This week’s “Here’s Why” is more of a “here’s how.”
If anyone else is as irked as I am about the chirpy li’l platitudes coming into my cobwebbed inbox from perky li’l job counselors who no doubt have happy li’l cubicles with cute li’l sayings of the day taped to the walls, then you will probably like this week’s job-hunter chat.
This time we will be gathering to provide real-world advice for keeping your spirits up as this recession drags onward. Those of us who have conquered the unemployment blues will help a buddy through.
Friday, Feb. 26 at 10a.m. PST, 1 p.m. EST: Chat replay: Staying “up” when you’re down
We aren’t saying it’s easy, and we won’t offer a one-size answer, either. Some of it you’ve heard before – and since it’s live, you can challenge it, redefine it, offer it, and at least feel that you are still part of the human race.
That advice about getting out of your jammies, keeping your basic hygiene routine going, and watching the junk food and beer intake, for example? It’s good, solid and real. It is also a lot harder than it sounds when you feel like the kid who just got booted from the dodgeball squad. But you have to be your own boss here and get on it.

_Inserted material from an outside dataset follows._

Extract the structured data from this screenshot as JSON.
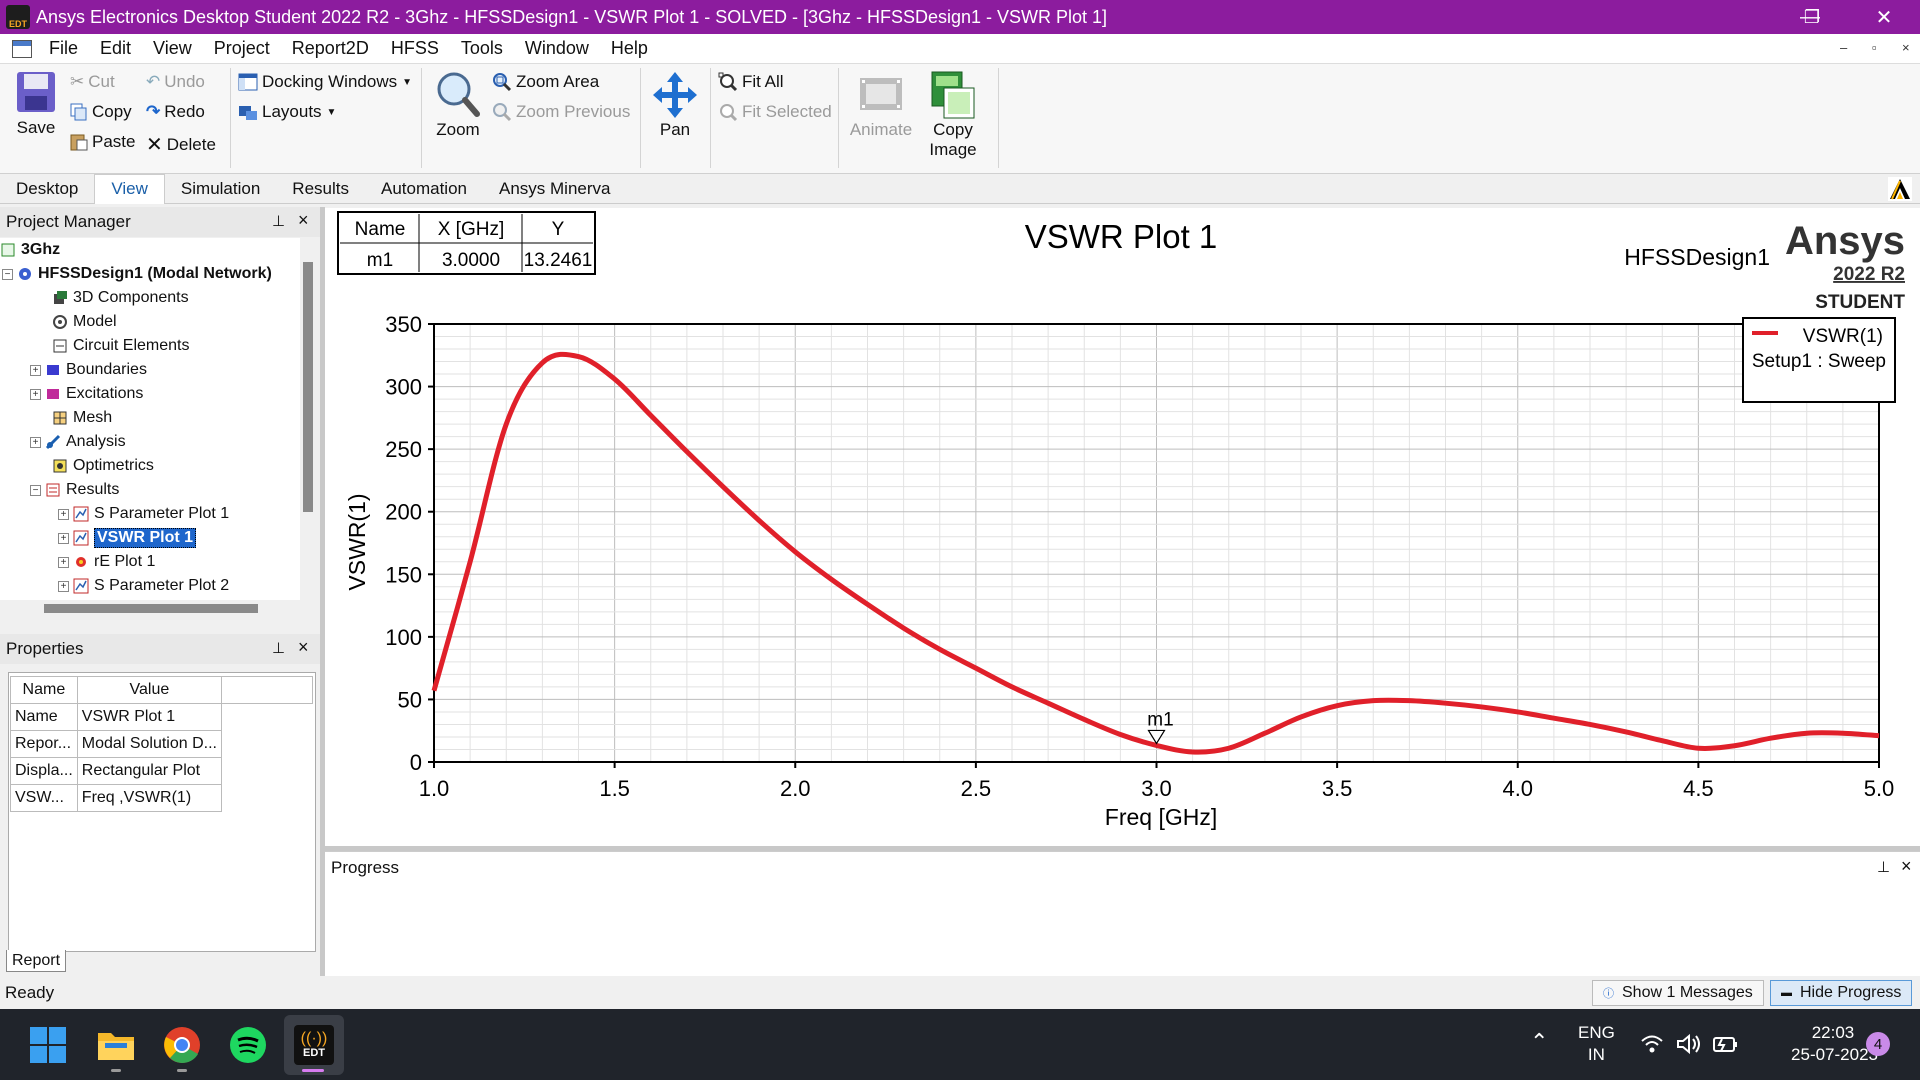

Keep connected. If all your friends are still at your old job, then you need to join an online chat group, or a club of any kind, or do something that will let you feel like part of the world. Hanging out with your friends who are still working is great, but it can really intensify your emotions about your personal situation, so don’t make them your exclusive circle.
Watch your language. Believe it or not, once you start whining, using words like “but” and “hate” and “b@$%@^#$” you will actually drag yourself down. Once in a while you will be perfectly justified and it will be cathartic, but it can consume you. No need to fake cheeriness either; but whining will make your precious circle of contacts disappear faster than teenagers on chore days.
We’re aiming this chat at the job-hunter, so it will take place on Friday morning/early afternoon to accommodate the group. It’s not that there’s a “no working types” sign on the door, but we seekers need each other right now.